Unfunded pension withdrawal liability is one of the lesser known types of liability. Some employers are not prepared for the large amounts that can arise, and even worse, others simply do not know it may exist. Recently, courts have also found successor purchasers responsible for their predecessors' withdrawal liability, increasing the need to be aware of and proactively address potential withdrawal liability when engaging in asset purchases.

Under the Multiemployer Pension Plan Amendments Act of 1980, or MPPAA, an employer with an obligation to contribute to an underfunded multiemployer pension plan may incur withdrawal liability if that employer stops contributing.[1] Congress created this liability to address the growing problem of employers fleeing underfunded pension plans, causing other employers to refrain from joining the pension plans, and resulting in pensioners losing the vast majority of the benefits that they were promised.[2]

The U.S. Courts of Appeals for the Sixth, Seventh and Ninth Circuits have now expanded the scope of withdrawal liability through the doctrine of successor liability (the case in the Sixth Circuit -- Pension Benefit Guaranty Corp. v. Findlay Industries Inc. -- was very recently appealed to the U.S. Supreme Court).[3] Successor liability has long been a mainstay in labor law.[4] Initially, to find a successor liable, a claimant was required to prove: (1) the purchaser substantially continued the predecessor's operations; and (2) the purchaser had actual notice of the liability.[5]

However, courts are recognizing that an actual notice standard is not appropriate under MPPAA, and in many cases, impossible to satisfy.
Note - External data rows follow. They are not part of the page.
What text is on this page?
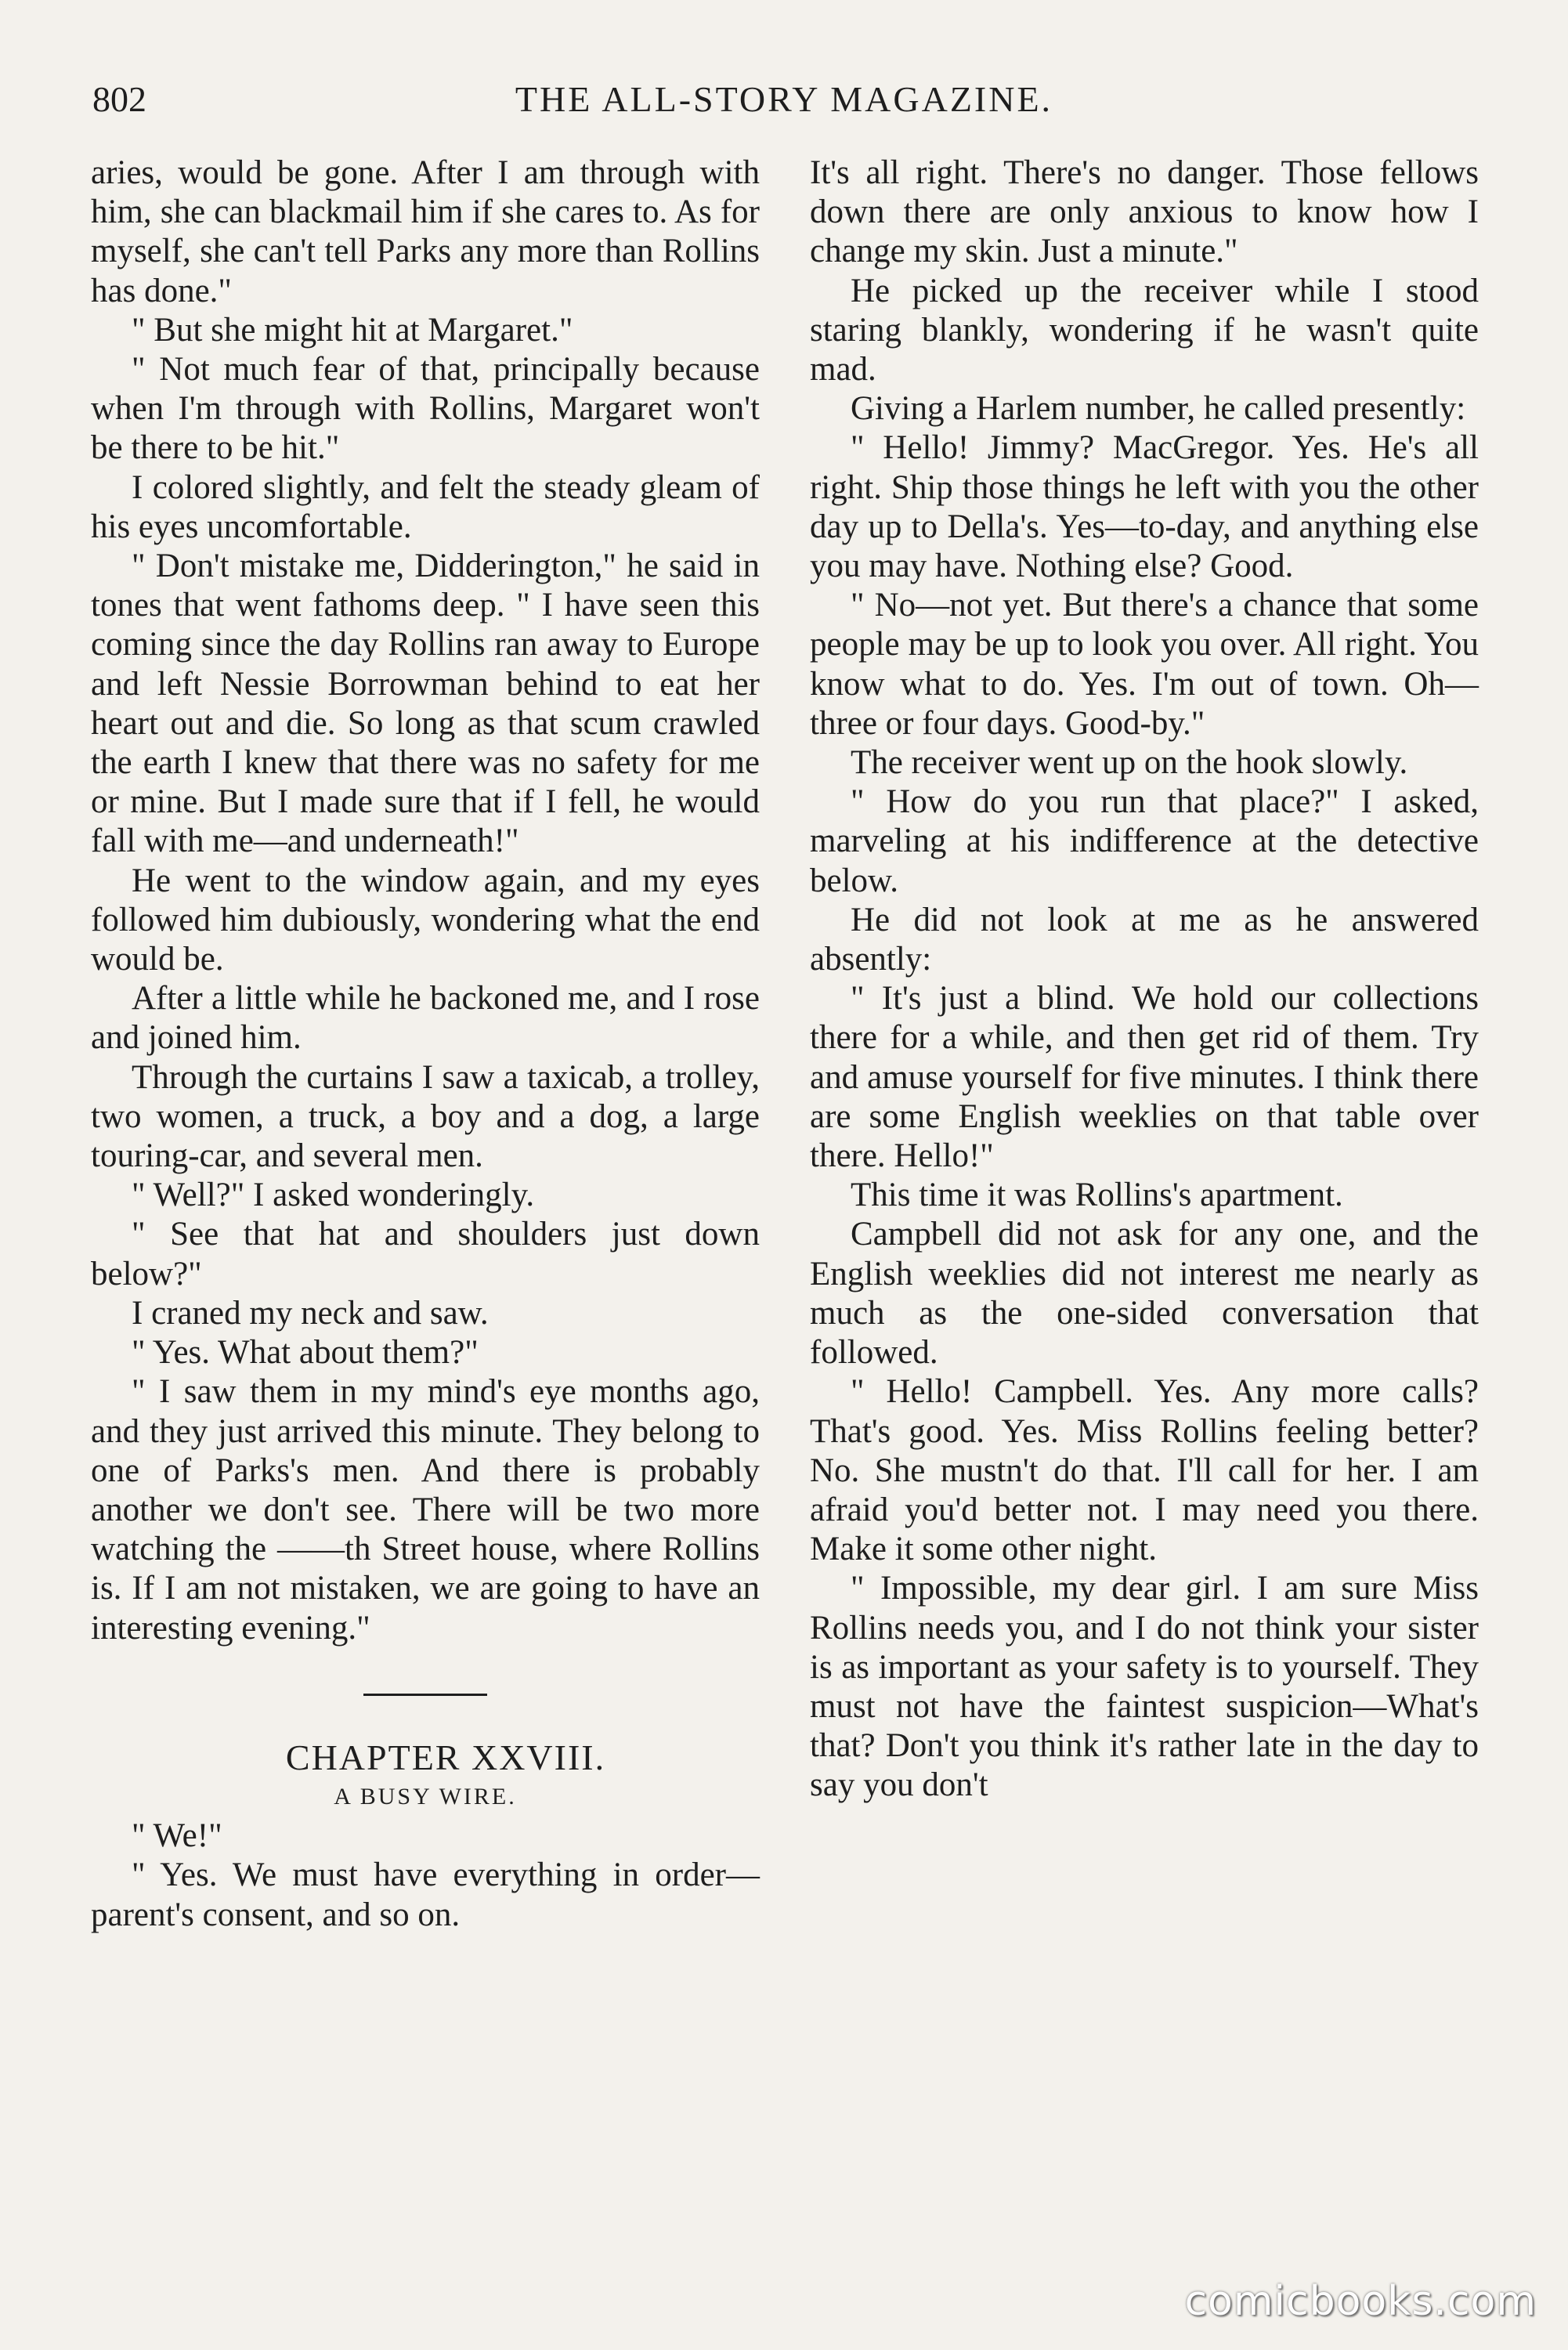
802	THE ALL-STORY MAGAZINE.

aries, would be gone. After I am through with him, she can blackmail him if she cares to. As for myself, she can't tell Parks any more than Rollins has done."

" But she might hit at Margaret."

" Not much fear of that, principally because when I'm through with Rollins, Margaret won't be there to be hit."

I colored slightly, and felt the steady gleam of his eyes uncomfortable.

" Don't mistake me, Didderington," he said in tones that went fathoms deep. " I have seen this coming since the day Rollins ran away to Europe and left Nessie Borrowman behind to eat her heart out and die. So long as that scum crawled the earth I knew that there was no safety for me or mine. But I made sure that if I fell, he would fall with me—and underneath!"

He went to the window again, and my eyes followed him dubiously, wondering what the end would be.

After a little while he backoned me, and I rose and joined him.

Through the curtains I saw a taxicab, a trolley, two women, a truck, a boy and a dog, a large touring-car, and several men.

" Well?" I asked wonderingly.

" See that hat and shoulders just down below?"

I craned my neck and saw.

" Yes. What about them?"

" I saw them in my mind's eye months ago, and they just arrived this minute. They belong to one of Parks's men. And there is probably another we don't see. There will be two more watching the ——th Street house, where Rollins is. If I am not mistaken, we are going to have an interesting evening."

CHAPTER XXVIII.

A BUSY WIRE.

" We!"

" Yes. We must have everything in order—parent's consent, and so on.

It's all right. There's no danger. Those fellows down there are only anxious to know how I change my skin. Just a minute."

He picked up the receiver while I stood staring blankly, wondering if he wasn't quite mad.

Giving a Harlem number, he called presently:

" Hello! Jimmy? MacGregor. Yes. He's all right. Ship those things he left with you the other day up to Della's. Yes—to-day, and anything else you may have. Nothing else? Good.

" No—not yet. But there's a chance that some people may be up to look you over. All right. You know what to do. Yes. I'm out of town. Oh—three or four days. Good-by."

The receiver went up on the hook slowly.

" How do you run that place?" I asked, marveling at his indifference at the detective below.

He did not look at me as he answered absently:

" It's just a blind. We hold our collections there for a while, and then get rid of them. Try and amuse yourself for five minutes. I think there are some English weeklies on that table over there. Hello!"

This time it was Rollins's apartment.

Campbell did not ask for any one, and the English weeklies did not interest me nearly as much as the one-sided conversation that followed.

" Hello! Campbell. Yes. Any more calls? That's good. Yes. Miss Rollins feeling better? No. She mustn't do that. I'll call for her. I am afraid you'd better not. I may need you there. Make it some other night.

" Impossible, my dear girl. I am sure Miss Rollins needs you, and I do not think your sister is as important as your safety is to yourself. They must not have the faintest suspicion—What's that? Don't you think it's rather late in the day to say you don't

comicbooks.com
Withdrawal liability can only be calculated as of the date of the withdrawal.[6] Actual notice of the withdrawal liability prior to the asset purchase is sometimes unrealistic because the purchase is often the event that gives rise to the withdrawal.[7]

The Seventh and Ninth Circuits have therefore affirmatively shifted to a constructive notice standard, an easier test to satisfy for pension plans claiming successor withdrawal liability.[8] To demonstrate constructive notice in the Seventh Circuit, a buyer must be on notice of contingent withdrawal liability.[9] The court examines whether a purchasing company knew "he was dealing with a union pension fund [and therefore] he was on notice that there was a possibility of such liability."[10] The Seventh Circuit also points to the nation's well-known pension funding crisis as general knowledge and notice. If an employer contributes to a multiemployer pension plan, odds are that the plan is probably underfunded and withdrawal liability will likely occur.[11] The Seventh Circuit also warns litigants that a "lack of familiarity with the concept of withdrawal liability cannot be an excuse[.]"[12]

In the Ninth Circuit, a pension plan must show that if the purchasing company exercised reasonable care and diligence (regardless of the purchaser's actual diligence), the purchaser would have determined that some withdrawal liability will exist when the employer withdraws.[13] The court examines elements such as whether the pension plan published its funding notices demonstrating that the plan is underfunded.[14] Even more basic, the Ninth Circuit asks if the purchasing company had "reached out to the plan directly," could the purchasing company have discovered that the employer would likely incur withdrawal liability?[15] In this author's opinion, the answer is most often "yes."

If your client is contemplating purchasing a preexisting business, you should dutifully research whether collective bargaining agreements exist between the predecessor and any labor organizations. Specifically, you should investigate whether the employer is required to make employee benefit contributions to a multiemployer pension plan. As shown above, payment of these benefits alone is enough to warrant constructive notice and a possible finding of successor liability.

Purchasing employers should therefore be vigilant during their due diligence periods. Closely examine the pension benefits that the employer has in place. If the predecessor employer is required to contribute to a multiemployer pension plan, direct the employer to obtain estimates of withdrawal liability from the pension plan as permitted by statute.[16] If the employer is required to contribute to more than one multiemployer plan, then make certain that the predecessor requests estimates from all relevant pension plans.

The key is not to ignore potential successor withdrawal liability. The pension plan's named fiduciaries have a duty to act in the sole benefit of the participants, including collection of amounts owed.[17] The pension plan will therefore likely seek withdrawal liability, not only against the withdrawn employer, but also from the purchasing company. This potential liability can be accounted for in the purchase price, or through adhering to MPPAA's asset purchase rules that require additional forms of surety.[18] The purchaser must protect itself within the terms of the sale, or else it may be subject to successor liability with no recourse.

In short, a purchaser can likely discover the underfunded status of a pension plan and the employer's estimated withdrawal liability through basic inquiries. The advent of a constructive notice standard in successor withdrawal liability disputes creates a low bar for pension plan claimants to satisfy. Purchasers continuing their predecessor's operations should therefore be extremely diligent in investigating potential withdrawal liabilities, and in obtaining protection during negotiations and the purchase process. The purchaser's ability to recoup successor withdrawal liability from the seller will be greatly limited if it does not act proactively.